Hi,
I have a problem with the filter_samples_from_otu_table.py command that may be related to the biom format,and which I cannot solve:
I am using MacQiime 1.9, and try to filter my samples based on the number of counts (I also tried with a file containing the samples to exclude) and get this error:
filter_samples_from_otu_table.py -i TrimmedSortedTaxaFull.otu_table.biom -o Filtered/TrimmedSortedTaxaFull.otu_table-f.biom --output_mapping_fp=Filtered/mapping_file_forEdited-f.txt -m mapping_file_forEdited.txt -n 26297
Traceback (most recent call last):
File "/macqiime/anaconda/bin/filter_samples_from_otu_table.py", line 162, in <module>
main()
File "/macqiime/anaconda/bin/filter_samples_from_otu_table.py", line 138, in main
write_biom_table(filtered_otu_table, output_fp)
File "/macqiime/anaconda/lib/python2.7/site-packages/qiime/util.py", line 577, in write_biom_table
biom_table.to_hdf5(biom_file, generated_by, compress)
File "/macqiime/anaconda/lib/python2.7/site-packages/biom/table.py", line 3535, in to_hdf5
self.group_metadata(axis='observation'), 'csr', compression)

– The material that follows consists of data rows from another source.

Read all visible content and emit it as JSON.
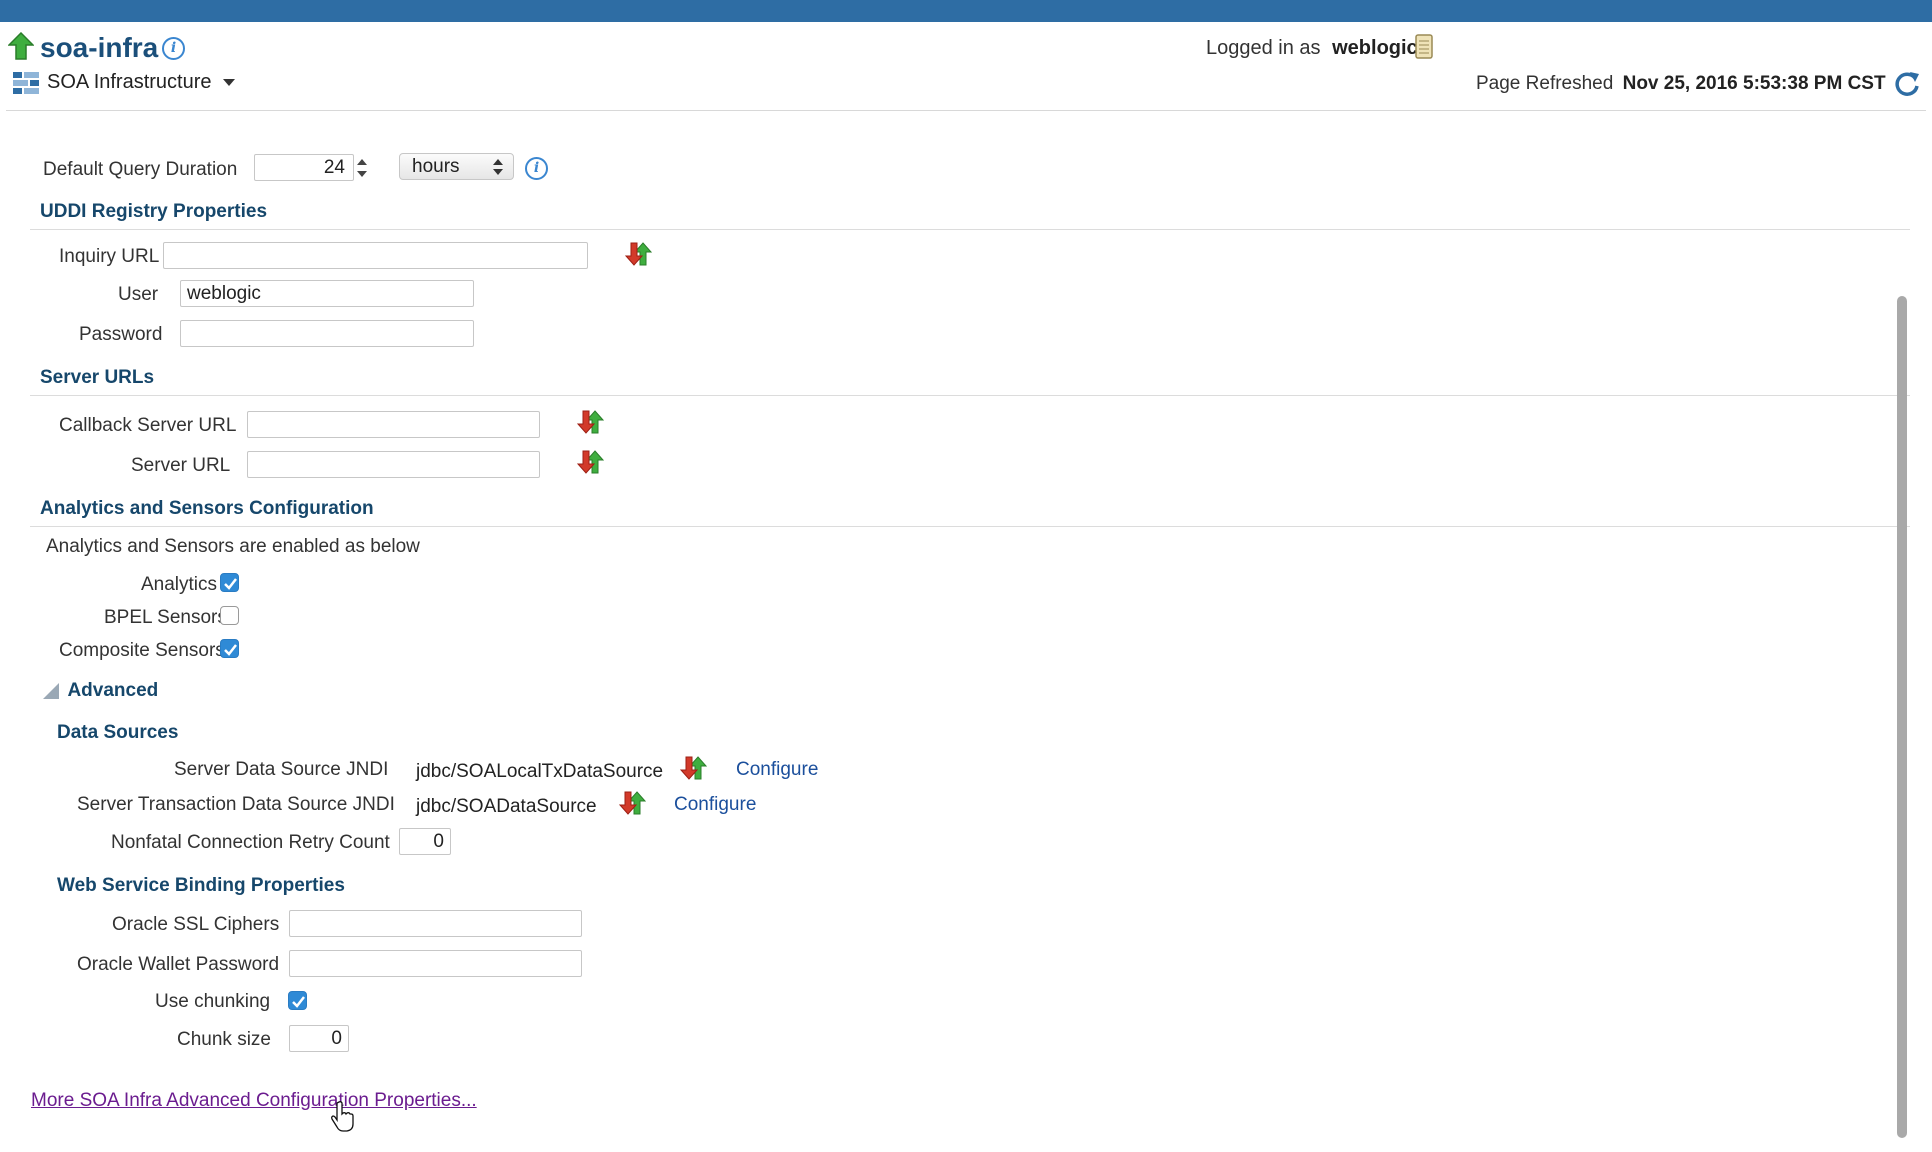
{
  "header": {
    "app_title": "soa-infra",
    "menu_label": "SOA Infrastructure",
    "logged_in_prefix": "Logged in as",
    "logged_in_user": "weblogic",
    "refreshed_prefix": "Page Refreshed",
    "refreshed_time": "Nov 25, 2016 5:53:38 PM CST"
  },
  "query": {
    "label": "Default Query Duration",
    "value": "24",
    "unit": "hours"
  },
  "uddi": {
    "title": "UDDI Registry Properties",
    "inquiry_label": "Inquiry URL",
    "inquiry_value": "",
    "user_label": "User",
    "user_value": "weblogic",
    "password_label": "Password",
    "password_value": ""
  },
  "server_urls": {
    "title": "Server URLs",
    "callback_label": "Callback Server URL",
    "callback_value": "",
    "server_label": "Server URL",
    "server_value": ""
  },
  "analytics": {
    "title": "Analytics and Sensors Configuration",
    "desc": "Analytics and Sensors are enabled as below",
    "items": [
      {
        "label": "Analytics",
        "checked": true
      },
      {
        "label": "BPEL Sensors",
        "checked": false
      },
      {
        "label": "Composite Sensors",
        "checked": true
      }
    ]
  },
  "advanced": {
    "title": "Advanced",
    "data_sources": {
      "title": "Data Sources",
      "server_ds_label": "Server Data Source JNDI",
      "server_ds_value": "jdbc/SOALocalTxDataSource",
      "tx_ds_label": "Server Transaction Data Source JNDI",
      "tx_ds_value": "jdbc/SOADataSource",
      "configure_label": "Configure",
      "retry_label": "Nonfatal Connection Retry Count",
      "retry_value": "0"
    },
    "ws": {
      "title": "Web Service Binding Properties",
      "ssl_label": "Oracle SSL Ciphers",
      "ssl_value": "",
      "wallet_label": "Oracle Wallet Password",
      "wallet_value": "",
      "chunking_label": "Use chunking",
      "chunking_checked": true,
      "chunk_size_label": "Chunk size",
      "chunk_size_value": "0"
    }
  },
  "footer_link": "More SOA Infra Advanced Configuration Properties..."
}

File "/macqiime/anaconda/lib/python2.7/site-packages/biom/table.py", line 3507, in axis_dump
formatter[category](grp, category, md, compression)
File "/macqiime/anaconda/lib/python2.7/site-packages/biom/table.py", line 243, in general_formatter
compression=compression)
File "/macqiime/anaconda/lib/python2.7/site-packages/h5py/_hl/group.py", line 99, in create_dataset
dsid = dataset.make_new_dset(self, shape, dtype, data, **kwds)
File "/macqiime/anaconda/lib/python2.7/site-packages/h5py/_hl/dataset.py", line 60, in make_new_dset
raise ValueError("Shape tuple is incompatible with data")
ValueError: Shape tuple is incompatible with data
From the error message and a search on the internet (where i could not find much), I guess this has to do with the format: My TrimmedSortedTaxaFull.otu_table.biom is in JSON format, and maybe this command somehow deals/tries to convert/expects an hdf5 one.
The problem is that I cannot convert to hdf5 either:
biom convert -i TrimmedSortedTaxaFull.otu_table.biom -o TrimmedSortedTaxaFull.otu_table.txt --to-tsv --header-key taxonomy
#OK
biom convert -i TrimmedSortedTaxaFull.otu_table.txt -o TrimmedSortedTaxa_Fullhdf5.otu_table.biom --to-hdf5 --table-type="OTU table" --process-obs-metadata taxonomy -m mapping_file_forEdited.txt
Traceback (most recent call last):
File "/macqiime/anaconda/bin/pyqi", line 184, in <module>
optparse_main(cmd_obj, argv[1:])
File "/macqiime/anaconda/lib/python2.7/site-packages/pyqi/core/interfaces/optparse/__init__.py", line 275, in optparse_main
result = optparse_cmd(local_argv[1:])
File "/macqiime/anaconda/lib/python2.7/site-packages/pyqi/core/interface.py", line 41, in __call__
return self._output_handler(cmd_result)
File "/macqiime/anaconda/lib/python2.7/site-packages/pyqi/core/interfaces/optparse/__init__.py", line 250, in _output_handler
opt_value)
File "/macqiime/anaconda/lib/python2.7/site-packages/biom/interfaces/optparse/output_handler.py", line 80, in write_biom_table
table.to_hdf5(f, generatedby())
File "/macqiime/anaconda/lib/python2.7/site-packages/biom/table.py", line 3537, in to_hdf5
self.metadata(), self.group_metadata(), 'csc', compression)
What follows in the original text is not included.